Rather than a binary is-word-or-not question, what you might consider instead is the probability of a word being gibberish. You can then choose a threshold that you like.
For computing word probalities, you might try the Web Language Model API. You could look at the joint probability, as an example. For your set of words, the response looks as follows (values for the body
corpus):
{
"results": [
{
"words": "sdf#%#",
"probability": -12.215
},
{
"words": "asfsds",
"probability": -12.215
},
{
"words": "b",
"probability": -3.127
},
{
"words": "hi",
"probability": -3.905
},
{
"words": "my",
"probability": -2.528
},
{
"words": "name",
"probability": -3.128
},
{
"words": "is",
"probability": -2.201
},
{
"words": "sam.",
"probability": -12.215
},
{
"words": "sam",
"probability": -4.431
}
]
}
You will notice a couple of idiosyncrasies:
- Probabilities are negative. This is because they are logarithmic.

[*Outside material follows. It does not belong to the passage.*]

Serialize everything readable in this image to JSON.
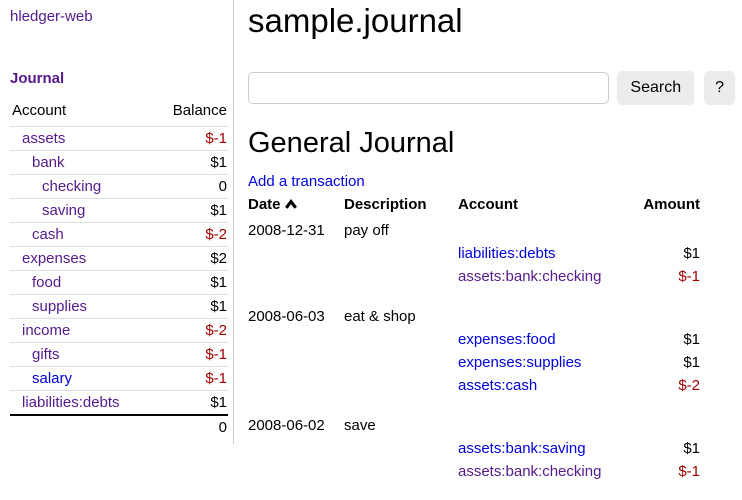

- All terms are case-folded. This means that the corpus won't
distinguish between, say, GOAT and goat.
- Caller must perform a
certain amount of normalization themselves (note probability of
sam.
vs sam
)
- Corpora are only available for the en-us market. This could be problematic
depending on your use case.
An advanced use case would be computing conditional probabilities, i.e. the probability of a word in the context of words preceding it.